Au tout début des années cinquante, la science-fiction au cinéma chante l’Apocalypse ; elle peut être nucléaire ou spatiale. La science est reine, tout comme le mâle blanc américain est roi. C’était un autre univers d’avant notre naissance, que les trumpistes adoreraient voir revenir. Mais, le cinéma le montre avec sa technique alors rudimentaire, l’histoire ne se refait pas.
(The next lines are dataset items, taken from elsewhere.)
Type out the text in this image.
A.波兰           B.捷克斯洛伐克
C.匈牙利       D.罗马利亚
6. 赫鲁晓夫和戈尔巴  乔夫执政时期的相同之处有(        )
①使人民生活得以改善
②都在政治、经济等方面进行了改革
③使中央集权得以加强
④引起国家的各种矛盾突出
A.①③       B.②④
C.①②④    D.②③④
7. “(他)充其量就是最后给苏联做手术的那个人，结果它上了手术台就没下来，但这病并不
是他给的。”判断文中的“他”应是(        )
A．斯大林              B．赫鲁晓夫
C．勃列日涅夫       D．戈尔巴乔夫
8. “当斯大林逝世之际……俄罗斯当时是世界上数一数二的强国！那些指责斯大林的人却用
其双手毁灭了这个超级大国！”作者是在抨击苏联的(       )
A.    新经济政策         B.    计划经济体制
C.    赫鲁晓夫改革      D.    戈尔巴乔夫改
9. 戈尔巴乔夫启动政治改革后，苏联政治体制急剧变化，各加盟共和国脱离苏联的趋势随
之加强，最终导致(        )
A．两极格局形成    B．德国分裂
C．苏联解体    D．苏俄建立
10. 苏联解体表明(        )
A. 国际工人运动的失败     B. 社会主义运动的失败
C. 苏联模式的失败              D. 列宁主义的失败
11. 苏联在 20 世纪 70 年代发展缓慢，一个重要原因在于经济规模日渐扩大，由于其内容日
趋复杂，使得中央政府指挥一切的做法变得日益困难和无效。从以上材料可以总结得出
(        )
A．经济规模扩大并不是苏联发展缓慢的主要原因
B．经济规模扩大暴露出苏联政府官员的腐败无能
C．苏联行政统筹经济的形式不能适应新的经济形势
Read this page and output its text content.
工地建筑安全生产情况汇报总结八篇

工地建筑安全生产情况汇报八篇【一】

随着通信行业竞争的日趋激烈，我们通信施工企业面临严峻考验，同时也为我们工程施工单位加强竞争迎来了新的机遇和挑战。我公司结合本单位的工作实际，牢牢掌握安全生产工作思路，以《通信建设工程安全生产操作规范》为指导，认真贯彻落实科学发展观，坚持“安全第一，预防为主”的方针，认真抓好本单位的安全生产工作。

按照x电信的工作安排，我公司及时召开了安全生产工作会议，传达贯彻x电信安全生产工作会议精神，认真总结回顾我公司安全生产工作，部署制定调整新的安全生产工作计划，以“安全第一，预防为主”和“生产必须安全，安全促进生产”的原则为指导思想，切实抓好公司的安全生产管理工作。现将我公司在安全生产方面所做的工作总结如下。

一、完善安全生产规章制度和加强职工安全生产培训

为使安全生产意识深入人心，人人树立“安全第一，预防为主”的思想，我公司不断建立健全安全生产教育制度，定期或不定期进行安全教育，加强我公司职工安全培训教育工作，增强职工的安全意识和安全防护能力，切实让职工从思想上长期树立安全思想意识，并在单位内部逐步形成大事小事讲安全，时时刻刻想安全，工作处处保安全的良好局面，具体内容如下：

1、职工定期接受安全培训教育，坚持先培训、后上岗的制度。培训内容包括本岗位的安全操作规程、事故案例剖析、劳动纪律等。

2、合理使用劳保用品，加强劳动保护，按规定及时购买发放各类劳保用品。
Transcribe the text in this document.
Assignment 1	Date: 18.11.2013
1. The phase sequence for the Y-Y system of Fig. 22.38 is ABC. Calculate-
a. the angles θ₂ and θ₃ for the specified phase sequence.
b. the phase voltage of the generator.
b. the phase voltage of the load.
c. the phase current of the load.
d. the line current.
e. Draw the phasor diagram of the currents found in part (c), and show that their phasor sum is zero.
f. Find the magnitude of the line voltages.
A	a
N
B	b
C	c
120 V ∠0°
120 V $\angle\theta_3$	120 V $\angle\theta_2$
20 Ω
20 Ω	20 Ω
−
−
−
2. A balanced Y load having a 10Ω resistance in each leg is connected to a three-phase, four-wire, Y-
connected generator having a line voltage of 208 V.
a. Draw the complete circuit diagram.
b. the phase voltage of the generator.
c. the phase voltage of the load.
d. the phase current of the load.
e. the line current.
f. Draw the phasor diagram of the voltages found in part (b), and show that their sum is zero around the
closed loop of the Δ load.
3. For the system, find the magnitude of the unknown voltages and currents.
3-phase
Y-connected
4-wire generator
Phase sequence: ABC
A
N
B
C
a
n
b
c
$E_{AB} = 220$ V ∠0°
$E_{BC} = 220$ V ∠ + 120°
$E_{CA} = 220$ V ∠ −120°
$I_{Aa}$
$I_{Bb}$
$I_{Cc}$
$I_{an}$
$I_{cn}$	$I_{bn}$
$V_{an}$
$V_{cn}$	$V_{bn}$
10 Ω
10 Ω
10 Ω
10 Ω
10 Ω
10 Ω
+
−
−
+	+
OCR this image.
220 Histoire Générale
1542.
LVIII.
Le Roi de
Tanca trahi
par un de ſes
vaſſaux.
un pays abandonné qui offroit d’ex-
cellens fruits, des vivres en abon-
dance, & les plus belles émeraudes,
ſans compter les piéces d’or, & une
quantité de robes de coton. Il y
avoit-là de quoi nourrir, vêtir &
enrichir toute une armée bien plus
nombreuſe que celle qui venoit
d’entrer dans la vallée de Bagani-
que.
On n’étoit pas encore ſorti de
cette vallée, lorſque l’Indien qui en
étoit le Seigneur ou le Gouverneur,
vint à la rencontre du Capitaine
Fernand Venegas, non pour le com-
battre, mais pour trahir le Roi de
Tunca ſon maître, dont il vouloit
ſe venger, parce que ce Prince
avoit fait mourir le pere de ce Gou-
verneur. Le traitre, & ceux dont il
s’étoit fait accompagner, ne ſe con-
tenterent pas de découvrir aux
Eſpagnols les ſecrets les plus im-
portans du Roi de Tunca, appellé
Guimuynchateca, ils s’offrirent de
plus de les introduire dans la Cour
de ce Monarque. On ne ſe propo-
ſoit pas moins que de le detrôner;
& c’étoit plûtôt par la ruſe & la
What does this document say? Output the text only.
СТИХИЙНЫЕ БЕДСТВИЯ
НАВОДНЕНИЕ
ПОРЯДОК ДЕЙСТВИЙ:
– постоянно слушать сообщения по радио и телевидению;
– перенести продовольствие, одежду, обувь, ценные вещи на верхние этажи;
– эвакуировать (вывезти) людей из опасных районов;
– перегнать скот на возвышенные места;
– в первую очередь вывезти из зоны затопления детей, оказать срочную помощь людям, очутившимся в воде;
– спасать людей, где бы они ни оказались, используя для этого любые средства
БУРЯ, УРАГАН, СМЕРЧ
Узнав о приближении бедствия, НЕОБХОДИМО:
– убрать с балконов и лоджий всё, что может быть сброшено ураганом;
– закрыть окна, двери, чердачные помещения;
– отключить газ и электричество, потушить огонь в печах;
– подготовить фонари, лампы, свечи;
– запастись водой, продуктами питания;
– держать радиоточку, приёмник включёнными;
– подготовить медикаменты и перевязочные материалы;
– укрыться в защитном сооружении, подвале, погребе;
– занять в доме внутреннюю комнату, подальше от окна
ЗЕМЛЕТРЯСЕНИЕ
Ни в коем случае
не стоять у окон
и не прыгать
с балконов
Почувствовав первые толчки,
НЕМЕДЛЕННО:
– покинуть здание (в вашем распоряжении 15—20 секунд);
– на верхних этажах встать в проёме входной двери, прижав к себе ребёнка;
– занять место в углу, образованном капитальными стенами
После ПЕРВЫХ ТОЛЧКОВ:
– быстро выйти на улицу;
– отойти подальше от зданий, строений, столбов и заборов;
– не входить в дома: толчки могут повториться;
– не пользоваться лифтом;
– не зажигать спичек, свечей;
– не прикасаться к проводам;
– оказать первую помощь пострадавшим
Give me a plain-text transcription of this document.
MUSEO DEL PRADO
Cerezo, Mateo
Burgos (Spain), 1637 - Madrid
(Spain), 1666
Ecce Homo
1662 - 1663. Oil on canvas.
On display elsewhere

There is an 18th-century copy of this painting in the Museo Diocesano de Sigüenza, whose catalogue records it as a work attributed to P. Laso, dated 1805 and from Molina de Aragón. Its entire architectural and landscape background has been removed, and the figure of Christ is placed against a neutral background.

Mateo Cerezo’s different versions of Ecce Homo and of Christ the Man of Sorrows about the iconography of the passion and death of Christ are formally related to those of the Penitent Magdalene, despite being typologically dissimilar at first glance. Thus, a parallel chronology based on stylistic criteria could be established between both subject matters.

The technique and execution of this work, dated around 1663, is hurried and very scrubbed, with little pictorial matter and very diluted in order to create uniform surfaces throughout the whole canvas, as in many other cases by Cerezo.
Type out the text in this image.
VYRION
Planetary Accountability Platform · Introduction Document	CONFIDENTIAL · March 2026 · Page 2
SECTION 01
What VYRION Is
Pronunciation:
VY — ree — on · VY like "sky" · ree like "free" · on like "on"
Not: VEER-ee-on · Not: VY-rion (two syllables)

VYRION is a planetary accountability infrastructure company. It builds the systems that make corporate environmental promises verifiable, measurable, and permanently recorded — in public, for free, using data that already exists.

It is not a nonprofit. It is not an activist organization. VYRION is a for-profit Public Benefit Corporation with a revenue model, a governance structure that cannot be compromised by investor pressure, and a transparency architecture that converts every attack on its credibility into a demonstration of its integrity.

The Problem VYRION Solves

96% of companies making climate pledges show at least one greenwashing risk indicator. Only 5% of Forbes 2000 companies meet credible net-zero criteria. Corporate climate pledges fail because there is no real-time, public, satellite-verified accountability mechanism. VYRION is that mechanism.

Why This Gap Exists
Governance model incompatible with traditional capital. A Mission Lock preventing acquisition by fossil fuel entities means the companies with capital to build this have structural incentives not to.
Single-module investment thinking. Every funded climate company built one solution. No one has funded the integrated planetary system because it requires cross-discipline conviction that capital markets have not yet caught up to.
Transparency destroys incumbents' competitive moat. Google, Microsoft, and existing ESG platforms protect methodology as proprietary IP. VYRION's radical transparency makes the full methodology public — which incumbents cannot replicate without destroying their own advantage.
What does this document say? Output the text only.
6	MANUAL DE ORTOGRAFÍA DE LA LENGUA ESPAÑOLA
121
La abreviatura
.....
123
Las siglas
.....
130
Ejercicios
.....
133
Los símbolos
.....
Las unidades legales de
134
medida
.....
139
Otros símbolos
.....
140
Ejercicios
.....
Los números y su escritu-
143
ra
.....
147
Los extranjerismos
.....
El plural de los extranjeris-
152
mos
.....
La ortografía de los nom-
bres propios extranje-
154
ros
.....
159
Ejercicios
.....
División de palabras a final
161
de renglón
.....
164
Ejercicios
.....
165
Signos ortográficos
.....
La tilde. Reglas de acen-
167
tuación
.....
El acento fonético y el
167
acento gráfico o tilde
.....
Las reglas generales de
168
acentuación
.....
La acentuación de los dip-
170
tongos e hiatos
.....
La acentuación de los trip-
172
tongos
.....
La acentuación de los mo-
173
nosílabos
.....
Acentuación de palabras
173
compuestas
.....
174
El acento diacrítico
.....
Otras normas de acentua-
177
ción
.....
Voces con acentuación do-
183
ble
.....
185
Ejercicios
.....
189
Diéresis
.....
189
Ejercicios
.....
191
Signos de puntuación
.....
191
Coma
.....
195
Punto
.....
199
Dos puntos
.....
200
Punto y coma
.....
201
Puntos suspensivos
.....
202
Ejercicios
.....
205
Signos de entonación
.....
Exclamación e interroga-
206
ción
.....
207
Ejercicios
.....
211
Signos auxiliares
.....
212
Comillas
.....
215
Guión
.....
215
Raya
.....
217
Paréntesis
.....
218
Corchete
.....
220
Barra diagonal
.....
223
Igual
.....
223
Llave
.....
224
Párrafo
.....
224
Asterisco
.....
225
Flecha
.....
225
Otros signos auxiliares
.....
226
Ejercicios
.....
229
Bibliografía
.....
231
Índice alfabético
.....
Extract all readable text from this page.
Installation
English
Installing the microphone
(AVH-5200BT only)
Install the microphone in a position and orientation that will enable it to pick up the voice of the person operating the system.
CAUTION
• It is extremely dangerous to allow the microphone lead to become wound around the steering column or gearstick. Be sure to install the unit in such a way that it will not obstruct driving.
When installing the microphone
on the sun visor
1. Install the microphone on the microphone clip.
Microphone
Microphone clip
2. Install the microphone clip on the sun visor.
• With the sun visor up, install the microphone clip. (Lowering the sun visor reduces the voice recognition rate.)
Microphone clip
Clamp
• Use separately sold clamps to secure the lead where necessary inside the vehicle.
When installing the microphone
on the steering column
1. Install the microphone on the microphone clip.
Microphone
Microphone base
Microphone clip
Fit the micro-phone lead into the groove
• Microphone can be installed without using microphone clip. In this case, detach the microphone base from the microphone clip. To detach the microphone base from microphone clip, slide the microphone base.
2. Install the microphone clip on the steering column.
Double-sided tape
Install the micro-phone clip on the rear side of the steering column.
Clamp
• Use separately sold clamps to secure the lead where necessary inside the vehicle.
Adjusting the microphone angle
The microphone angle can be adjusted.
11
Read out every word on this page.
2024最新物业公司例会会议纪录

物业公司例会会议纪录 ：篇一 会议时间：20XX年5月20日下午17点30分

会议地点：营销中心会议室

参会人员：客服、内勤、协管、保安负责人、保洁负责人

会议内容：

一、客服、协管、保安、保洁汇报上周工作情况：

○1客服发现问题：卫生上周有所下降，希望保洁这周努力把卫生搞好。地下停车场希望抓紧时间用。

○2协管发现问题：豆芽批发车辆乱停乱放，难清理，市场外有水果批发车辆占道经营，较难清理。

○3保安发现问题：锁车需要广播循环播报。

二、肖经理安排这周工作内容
Reste une allégorie typiquement américaine de la Grande peur de la Fin du monde et le besoin immédiat d’action pour la contrer.

Inévitablement c’est The Holy Bible, en première image du film, qui donne le ton. Nous naviguons entre la colère de Dieu envers « la chair » (flesh en anglais, torturée comme celle de Sébastien) qui va conduire au déluge et aux quelques élus sauvés (avec les bêtes) autour de Noé, et la colère de Jean qui, depuis Patmos, veut faire peur aux gens comme un écolo d’époque prédisant l’Apocalypse. Cette fois, la Bête vient de l’espace, c’est la gigantesque planète Bellus, toute rouge comme le diable, qui fonce vers la Terre à des millions de kilomètres-secondes.

Un astronome du Cap, le professeur Bronson, calcule que Bellus entrera en collision avec Terre dans huit mois. Il paye l’aviateur mercenaire David Randall (Richard Derr) pour convoyer photos et calculs auprès du professeur Hendron (Larry Keating) de l’observatoire de New York afin qu’il les confirme. Celui-ci confie à sa fille et assistante Joyce (Barbara Rush) la mission de faire tourner la Vérification analytique. Et le spectateur peut voir le calculateur d’il y a soixante-dix ans sous la forme d’une mécanographie de bielles complétée par l’usage de la règle à calcul. Mais tout est confirmé : la Fin du monde approche.

Bien évidemment les nantis au pouvoir n’y croient pas, notamment l’ONU qui se gausse ouvertement de cette prédiction (et le représentant français en premier, tout content de lui). Seuls peuvent y croire les industriels milliardaires à l’américaine, adorant les défis et les start-ups, dont certains financent le projet d’arche pour échapper au désastre. Car le professeur Bronson a aussi repéré une planète dans l’orbite de Bellus qu’il nomme Zyra (un prénom féminin sans signification particulière) qui pourrait ressembler suffisamment à la terre pour que l’humanité puisse y vivre. Ce n’est que « théorique », c’est un pari pascalien, mais agir pour aider « Dieu » à vous élire correspond tellement à la mentalité américaine que la tentative est irrésistible.

Une arche est donc construite sur le modèle de l’époque, un avion-fusée stratosphérique (sorte d’U2 amélioré) pouvant contenir 44 personnes et des couples d’animaux utiles. Outre l’équipage chargé de piloter le vaisseau et des compétences techniques, un tirage au sort (la main de Dieu) désigne autant de jeunes hommes que de jeunes filles parmi les quelques six cents ouvriers, techniciens et ingénieurs du projet. Ce qui ne va pas sans quelques récriminations de dernière minute due à l’individualisme de survie. Mais tout a été prévu et la seule scène de révolte in extremis n’aboutit à rien. C’est peut-être dommage, la longueur du prologue aurait pu être réduite pour favoriser les obstacles de la fin, les égoïsmes et les générosité, l’individualisme et la discipline. Mais l’époque est optimiste et veut rejouer la geste des Pères pèlerins du Mayflower partis de Plymouth en 1620 pour le Nouveau monde, 102 immigrants dont 35 puritains anglais qui allaient fonder « l’Amérique ». Une réminiscence accentuée par la curieuse chasuble brun-moine que portent tous les nouveaux immigrants, avec cordon blanc et calotte noire.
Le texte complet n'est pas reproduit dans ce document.